Digital Dialog Insights
KI im Marketing: Skills und Datenstrategie hinken hinterher
Der deutschen Marketingbranche fehlt es aktuell an praktischer KI-Kompetenz – zugleich wächst die strategische Bedeutung von Künstlicher Intelligenz rasant. Zu diesem Ergebnis kommt die Studienreihe Digital Dialog Insights (DDI), die von der Hochschule der Medien in Stuttgart, der Hochschule Offenburg und von United Internet Media, Karlsruhe, herausgegeben wird.
Nur 26 Prozent der befragten Marketingexpert:innen besitzen demnach ausreichend Fachwissen, um Datenmodelle eigenständig zu entwickeln. Dennoch schreiben 80 Prozent der KI im Marketing bereits heute eine hohe Unternehmensrelevanz zu. 67 Prozent sehen KI als festen Bestandteil ihrer Marketingstrategie – ein deutlicher Anstieg gegenüber 2024 (57 %) und 2020 (26 %).
Quelle: Digital Dialog Insights (DDI)
Personalisierung skaliert, Vertrauen wird zum Differenzierungsfaktor
69 Prozent der Teilnehmenden erwarten durch KI-Modelle eine skalierbare Personalisierung und Segmentierung. 84 Prozent gehen davon aus, dass personalisierte Inhalte die Konversionswahrscheinlichkeit erhöhen (2023: 77 %). Ebenso viele Befragte rechnen mit einer verbesserten Kundenbindung durch maßgeschneiderte, relevante Angebote (2023: 68 %). 61 Prozent setzen auf fortlaufende Test-&-Learn-Prozesse, 70 Prozent planen Governance-Roadmaps für den ethischen KI-Einsatz inklusive Audit-Prozessen und Bias-Checks.

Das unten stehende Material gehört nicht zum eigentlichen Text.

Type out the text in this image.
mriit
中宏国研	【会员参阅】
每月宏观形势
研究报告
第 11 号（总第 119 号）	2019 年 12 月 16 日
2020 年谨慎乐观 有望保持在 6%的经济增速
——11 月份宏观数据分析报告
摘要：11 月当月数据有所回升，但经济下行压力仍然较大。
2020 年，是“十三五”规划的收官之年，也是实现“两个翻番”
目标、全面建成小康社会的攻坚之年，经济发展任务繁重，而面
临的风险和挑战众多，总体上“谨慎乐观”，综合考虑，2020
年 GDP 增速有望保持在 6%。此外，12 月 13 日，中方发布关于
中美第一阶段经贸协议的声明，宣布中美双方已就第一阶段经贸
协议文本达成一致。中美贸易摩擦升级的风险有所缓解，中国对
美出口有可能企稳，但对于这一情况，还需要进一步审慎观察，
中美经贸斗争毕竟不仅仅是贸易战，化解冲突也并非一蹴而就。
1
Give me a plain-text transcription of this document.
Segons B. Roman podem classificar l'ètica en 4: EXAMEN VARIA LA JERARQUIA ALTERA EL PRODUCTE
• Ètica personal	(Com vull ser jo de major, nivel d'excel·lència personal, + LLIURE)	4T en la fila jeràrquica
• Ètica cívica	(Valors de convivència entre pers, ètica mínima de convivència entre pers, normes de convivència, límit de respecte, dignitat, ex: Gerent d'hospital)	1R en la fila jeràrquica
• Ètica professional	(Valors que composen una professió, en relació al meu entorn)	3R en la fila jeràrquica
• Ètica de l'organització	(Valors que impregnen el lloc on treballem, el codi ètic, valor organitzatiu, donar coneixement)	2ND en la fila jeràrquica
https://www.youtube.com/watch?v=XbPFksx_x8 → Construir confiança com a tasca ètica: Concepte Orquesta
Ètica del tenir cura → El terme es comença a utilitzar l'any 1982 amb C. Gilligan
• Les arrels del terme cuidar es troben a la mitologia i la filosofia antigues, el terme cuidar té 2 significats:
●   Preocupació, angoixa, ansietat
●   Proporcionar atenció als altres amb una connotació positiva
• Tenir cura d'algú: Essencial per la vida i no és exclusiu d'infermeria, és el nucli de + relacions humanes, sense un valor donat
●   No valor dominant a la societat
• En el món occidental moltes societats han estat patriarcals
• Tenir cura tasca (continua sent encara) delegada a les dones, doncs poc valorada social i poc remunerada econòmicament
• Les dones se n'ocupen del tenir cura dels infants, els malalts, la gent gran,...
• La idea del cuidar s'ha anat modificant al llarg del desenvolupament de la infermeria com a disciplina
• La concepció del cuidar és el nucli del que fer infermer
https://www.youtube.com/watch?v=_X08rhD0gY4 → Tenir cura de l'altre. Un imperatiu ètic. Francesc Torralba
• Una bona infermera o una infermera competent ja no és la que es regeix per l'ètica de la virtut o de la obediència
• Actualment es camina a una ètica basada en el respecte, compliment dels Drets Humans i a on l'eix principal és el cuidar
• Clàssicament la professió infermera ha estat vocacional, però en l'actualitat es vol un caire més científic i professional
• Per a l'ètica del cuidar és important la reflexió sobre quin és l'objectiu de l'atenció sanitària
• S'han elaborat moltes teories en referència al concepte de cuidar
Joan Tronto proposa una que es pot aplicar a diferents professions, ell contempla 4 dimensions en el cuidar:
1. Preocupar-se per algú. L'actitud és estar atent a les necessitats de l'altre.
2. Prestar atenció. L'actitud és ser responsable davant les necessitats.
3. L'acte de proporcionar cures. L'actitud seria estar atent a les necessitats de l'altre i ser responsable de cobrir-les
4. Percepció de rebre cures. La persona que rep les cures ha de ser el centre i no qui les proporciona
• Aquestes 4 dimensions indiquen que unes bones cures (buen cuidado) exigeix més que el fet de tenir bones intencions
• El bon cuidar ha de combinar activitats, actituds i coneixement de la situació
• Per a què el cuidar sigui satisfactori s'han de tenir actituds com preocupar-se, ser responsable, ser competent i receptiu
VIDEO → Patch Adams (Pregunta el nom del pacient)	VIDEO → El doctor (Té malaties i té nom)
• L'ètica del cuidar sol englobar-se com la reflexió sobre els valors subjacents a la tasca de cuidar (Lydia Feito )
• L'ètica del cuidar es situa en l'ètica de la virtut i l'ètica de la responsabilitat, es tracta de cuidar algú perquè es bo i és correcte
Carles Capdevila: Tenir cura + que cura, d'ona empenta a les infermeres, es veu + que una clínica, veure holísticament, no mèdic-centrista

65 Prozent der Befragten attestieren europäischen Daten- und Serviceanbietern das höchste Vertrauen, 63 Prozent bewerten regionale Kooperationsmodelle als strategische Stellhebel zur Vertrauensbildung.
Post-Cookie-Marketing: ID-Allianzen und Retail-Kooperationen statt Third-Party-Cookies
Quelle: Digital Dialog Insights (DDI)
Rund 50 Prozent der Unternehmen verzeichnen durch Cookie-Blocking bereits heute negative Auswirkungen auf die Werbeeffizienz. First-Party-Daten gewinnen entsprechend an Bedeutung: 76 Prozent der befragten Marketeers betonen ihre Relevanz (2024: 70 %). 73 Prozent sehen Commerce-Daten im Aufwind (2024: 65 %), 69 Prozent betonen userzentrierte Profildaten (2024: 55 %). 48 Prozent der Marken nutzen bereits Retail-Partnerschaften, 45 Prozent investieren in externe und interne Retail-Media-Budgets, um digitale Kontaktpunkte bis hin zum Kaufabschluss zu orchestrieren.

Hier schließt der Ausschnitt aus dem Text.